Surrealist pioneer Max Ernst’s desert-inspired landscape from 1962 is among the top offerings currently available through Christie’s private sales department. The work comes from the prolific artist’s late career during his days based in Sedona, Arizona with his wife and fellow avant-garde artist, Dorothea Tanning.
Ernst’s later work displays the artist’s commitment to experimentation, a signature of Surrealist practice. By the 1960s, Ernst’s approach to painting was to combine naturalism with abstraction occurring by chance. “He is based in romanticism,” Christie’s Impressionist and Modern Art Specialist and Surrealist expert, Olivier Camu says, referring to painters like Caspar David Frederich. “The difference between him and the romantics is that he used chance.”
At this point in his career, Ernst was employing decalcomania, transferring pigment pressed between sheet and surface to yield a deep saturation of color without much control over form. The element of chance brought Ernst back to the intuitive process of Dada era, a key touchstone for the artist and his peers.
Camu notes that even as the Surrealist market has felt a rise in recent auction seasons—seeing high returns in the consistently well-performing annual sale dedicated to the movement— figures for Ernst’s works remain conservative. “He is still undervalued and one of the reasons is because he was prolific” said Camu who noted that Ernst made around 4,000 works throughout his decades-long career. “The great thing about Ernst is that he is always good from the beginning to the end,” Camu said—a nod to Ernst’s long and active practice that spanned from the early 1900s to 1970s.
But in Color embodies Ernst’s shift away from the obsessively constructed motifs and figures of his peak period in the 1940s. The piece also shows that Ernst was “a master of color,” even going so far as to use color as provocation.
“He is going into an abstracted surreality in his later works,” notes Camu. The landscape scene, lit with an incandescent glow resembles a desert mountain. Its “disorganized language” explains Camu is suggestive of an irreality that recalls something present in the unconscious. Ernst once famously described painting as a “plastic invention of felt reality.”
Connected for decades to the prominent Houston oil industrialist and Surrealism collecting family, the de Menils, Ernst’s legacy is bound to Surrealism’s deep roots in the American South.
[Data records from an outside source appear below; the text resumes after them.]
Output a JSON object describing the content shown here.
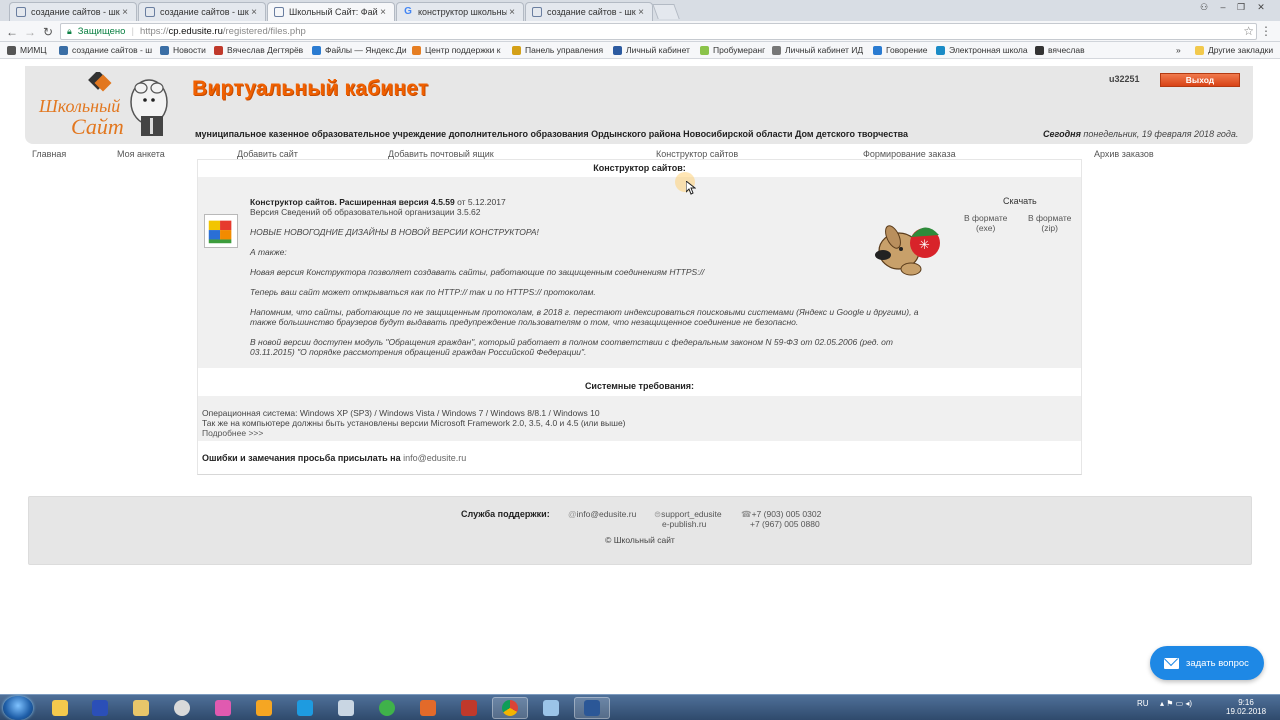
{
  "browser": {
    "tabs": [
      {
        "label": "создание сайтов - школ"
      },
      {
        "label": "создание сайтов - школ"
      },
      {
        "label": "Школьный Сайт: Файлы"
      },
      {
        "label": "конструктор школьных"
      },
      {
        "label": "создание сайтов - школ"
      }
    ],
    "secure_label": "Защищено",
    "url_scheme": "https://",
    "url_host": "cp.edusite.ru",
    "url_path": "/registered/files.php",
    "bookmarks": [
      {
        "label": "МИМЦ",
        "color": "#555555"
      },
      {
        "label": "создание сайтов - ш",
        "color": "#3a6ea5"
      },
      {
        "label": "Новости",
        "color": "#3a6ea5"
      },
      {
        "label": "Вячеслав Дегтярёв",
        "color": "#c0392b"
      },
      {
        "label": "Файлы — Яндекс.Ди",
        "color": "#2a7bd1"
      },
      {
        "label": "Центр поддержки к",
        "color": "#e67e22"
      },
      {
        "label": "Панель управления",
        "color": "#d4a017"
      },
      {
        "label": "Личный кабинет",
        "color": "#2c5aa0"
      },
      {
        "label": "Пробумеранг",
        "color": "#8bc34a"
      },
      {
        "label": "Личный кабинет ИД",
        "color": "#777777"
      },
      {
        "label": "Говорение",
        "color": "#2a7bd1"
      },
      {
        "label": "Электронная школа",
        "color": "#1a8bc6"
      },
      {
        "label": "вячеслав",
        "color": "#333333"
      }
    ],
    "other_bookmarks": "Другие закладки",
    "overflow": "»"
  },
  "header": {
    "title": "Виртуальный кабинет",
    "org_name": "муниципальное казенное образовательное учреждение дополнительного образования Ордынского района Новосибирской области Дом детского творчества",
    "user_id": "u32251",
    "logout_label": "Выход",
    "date_prefix": "Сегодня",
    "date_text": "понедельник, 19 февраля 2018 года."
  },
  "nav": {
    "items": [
      {
        "label": "Главная"
      },
      {
        "label": "Моя анкета"
      },
      {
        "label": "Добавить сайт"
      },
      {
        "label": "Добавить почтовый ящик"
      },
      {
        "label": "Конструктор сайтов"
      },
      {
        "label": "Формирование заказа"
      },
      {
        "label": "Архив заказов"
      }
    ]
  },
  "constructor": {
    "heading": "Конструктор сайтов:",
    "download_heading": "Скачать",
    "product_title": "Конструктор сайтов. Расширенная версия 4.5.59",
    "product_date": " от 5.12.2017",
    "product_sub": "Версия Сведений об образовательной организации 3.5.62",
    "news": "НОВЫЕ НОВОГОДНИЕ ДИЗАЙНЫ В НОВОЙ ВЕРСИИ КОНСТРУКТОРА!",
    "also": "А также:",
    "p1": "Новая версия Конструктора позволяет создавать сайты, работающие по защищенным соединениям HTTPS://",
    "p2": "Теперь ваш сайт может открываться как по HTTP:// так и по HTTPS:// протоколам.",
    "p3a": "Напомним, что сайты, работающие по не защищенным протоколам, в 2018 г. перестают индексироваться поисковыми системами (Яндекс и Google и другими), а",
    "p3b": "также большинство браузеров будут выдавать предупреждение пользователям о том, что незащищенное соединение не безопасно.",
    "p4a": "В новой версии доступен модуль \"Обращения граждан\", который работает в полном соответствии с федеральным законом N 59-ФЗ от 02.05.2006 (ред. от",
    "p4b": "03.11.2015) \"О порядке рассмотрения обращений граждан Российской Федерации\".",
    "dl_exe_1": "В формате",
    "dl_exe_2": "(exe)",
    "dl_zip_1": "В формате",
    "dl_zip_2": "(zip)"
  },
  "requirements": {
    "heading": "Системные требования:",
    "os": "Операционная система: Windows XP (SP3) / Windows Vista / Windows 7 / Windows 8/8.1 / Windows 10",
    "framework": "Так же на компьютере должны быть установлены версии Microsoft Framework 2.0, 3.5, 4.0 и 4.5 (или выше)",
    "more": "Подробнее >>>"
  },
  "errors": {
    "label": "Ошибки и замечания просьба присылать на",
    "email": "info@edusite.ru"
  },
  "footer": {
    "support_label": "Служба поддержки:",
    "email": "info@edusite.ru",
    "skype": "support_edusite",
    "skype_domain": "e-publish.ru",
    "phone1": "+7 (903) 005 0302",
    "phone2": "+7 (967) 005 0880",
    "copyright": "© Школьный сайт"
  },
  "ask_button": "задать вопрос",
  "taskbar": {
    "lang": "RU",
    "time": "9:16",
    "date": "19.02.2018"
  }
}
The family’s matriarch, Dominique de Menil established a close friendship with Ernst while amassing her collection, and she was instrumental in helping to bring his first solo exhibition to New York. De Menil once owned the piece on offer, which adds a solid provenance to the small scale of the oil-on-panel work.
But in Color was last sold publicly three years ago in a Sotheby’s London surrealist evening sale for $291,635 in March 2017, meeting is high estimate.
A 2011 impressionist and modern art evening sale at Christie’s brought the artist’s standing auction record to $16 million for his 1941 The stolen mirror achieving four times its low estimate of $4 million. The work holds a golden provenance: it came from the collection of the artist’s descendant Dallas Ernst. First shown at a solo exhibition for Ernst at New York’s historic Valentine Gallery in 1942. The dealer from whom iconic collectors like Ernst’s ex-wife Peggy Guggenheim, Albert C. Barnes and Joseph Pulitzer began to amass their seminal modern art holdings. The sale moved Ernst up the ranks in the auction echelon for top selling modern masters.